Once you've graphed the individual inequalities, the feasible region is the area where all the solutions intersect. It's a visual representation of all the possible solutions that simultaneously satisfy all inequalities in the system. In the given problem, after graphing the inequalities, look for the region where all half-planes overlap.

Ultra-important aspects of the feasible region include:

• Shared Area: It's the common area that lies under each boundary of the inequalities.
• Visibility: This region is typically visible inside or can be defined as a polygon bounded by the intersection points.

Don’t forget to shade this area lightly to emphasize it while ensuring you maintain clarity regarding the intersection boundaries.

The vertices, or corner points, of the feasible region are where the boundaries of different inequalities intersect. These points are crucial as they often determine the maximum and minimum values of an objective function within the feasible region.

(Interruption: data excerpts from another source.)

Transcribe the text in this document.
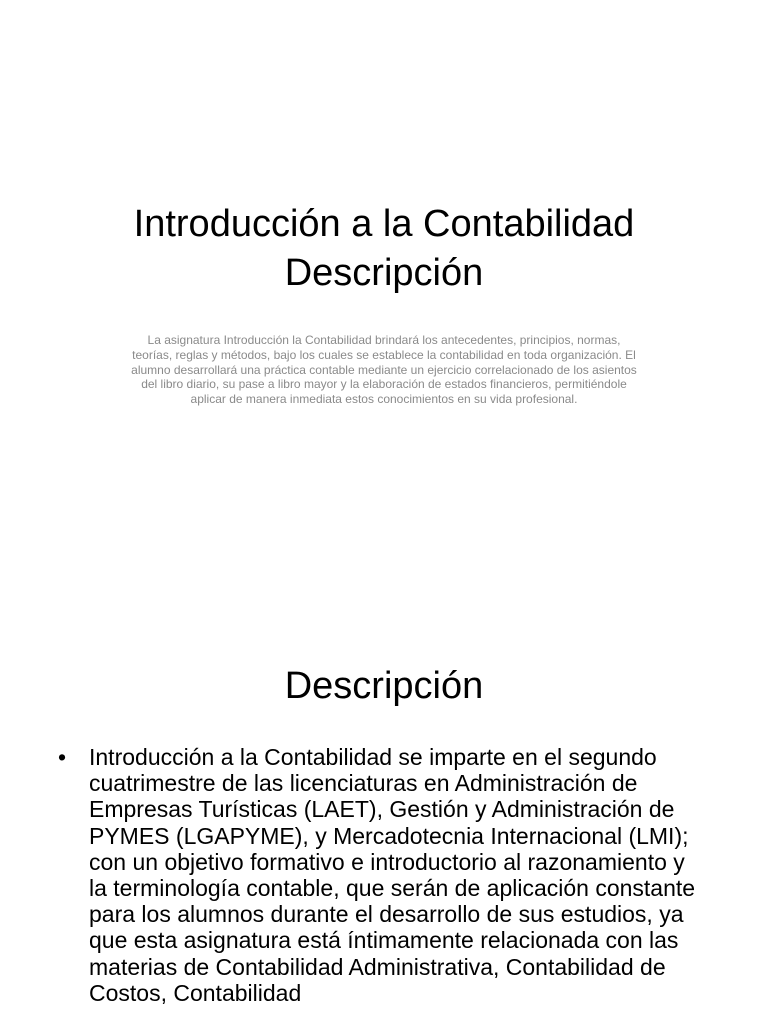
Introducción a la Contabilidad
Descripción

La asignatura Introducción la Contabilidad brindará los antecedentes, principios, normas, teorías, reglas y métodos, bajo los cuales se establece la contabilidad en toda organización. El alumno desarrollará una práctica contable mediante un ejercicio correlacionado de los asientos del libro diario, su pase a libro mayor y la elaboración de estados financieros, permitiéndole aplicar de manera inmediata estos conocimientos en su vida profesional.

Descripción
• Introducción a la Contabilidad se imparte en el segundo cuatrimestre de las licenciaturas en Administración de Empresas Turísticas (LAET), Gestión y Administración de PYMES (LGAPYME), y Mercadotecnia Internacional (LMI); con un objetivo formativo e introductorio al razonamiento y la terminología contable, que serán de aplicación constante para los alumnos durante el desarrollo de sus estudios, ya que esta asignatura está íntimamente relacionada con las materias de Contabilidad Administrativa, Contabilidad de Costos, Contabilidad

Ways to find vertices include:

• Intersection Points: Solve the set of equations (from boundaries) to find these corners.
• Vertex Importance: In optimization problems, check these points to find the greatest or smallest value of the function.

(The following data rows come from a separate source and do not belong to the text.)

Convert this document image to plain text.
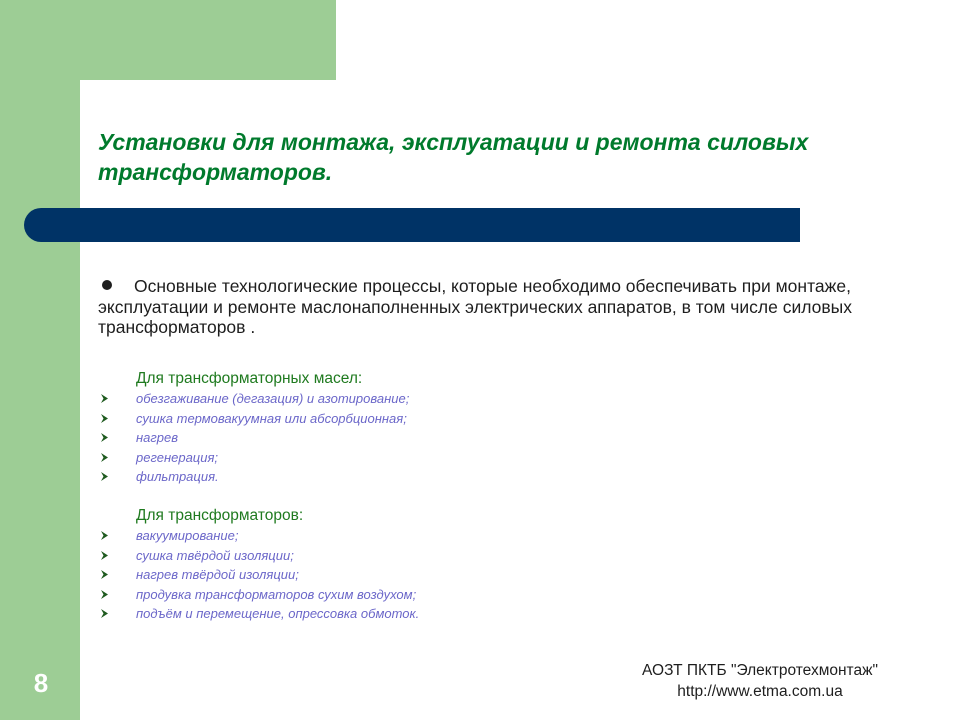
Установки для монтажа, эксплуатации и ремонта силовых трансформаторов.

Основные технологические процессы, которые необходимо обеспечивать при монтаже, эксплуатации и ремонте маслонаполненных электрических аппаратов, в том числе силовых трансформаторов .

Для трансформаторных масел:
обезгаживание (дегазация) и азотирование;
сушка термовакуумная или абсорбционная;
нагрев
регенерация;
фильтрация.
Для трансформаторов:
вакуумирование;
сушка твёрдой изоляции;
нагрев твёрдой изоляции;
продувка трансформаторов сухим воздухом;
подъём и перемещение, опрессовка обмоток.
8	АОЗТ ПКТБ "Электротехмонтаж"
http://www.etma.com.ua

For example, intersections of the boundary lines in our problem occur at points like \((5, 0.5)\), \((12, -3)\), \((-2, -11)\), and \((-2, -3)\). Check these intersections critically, ensuring accuracy in calculations because errors here will directly affect later analysis.

Inequality intersections refer to the points where the boundaries of different inequalities meet. In systems of inequalities, these intersections can only be determined by solving equations simultaneously. This might be through the substitution or elimination method.

Key elements of solving intersection problems:

• Algebraic Techniques: Practice both substitution and elimination to be ready for various types of equations.
• Precise Calculations: A minor error can misplace an entire feasible region on your graph.

For instance, solving \( x + 2y = 6 \) and \( 2x - y = 7 \) gives us the important point \((5, 0.5)\). Identifying all intersections will help create a precise feasible region and achieve correct evaluations of the functions related to these points. Accurate graphing leads to more reliable problem-solving.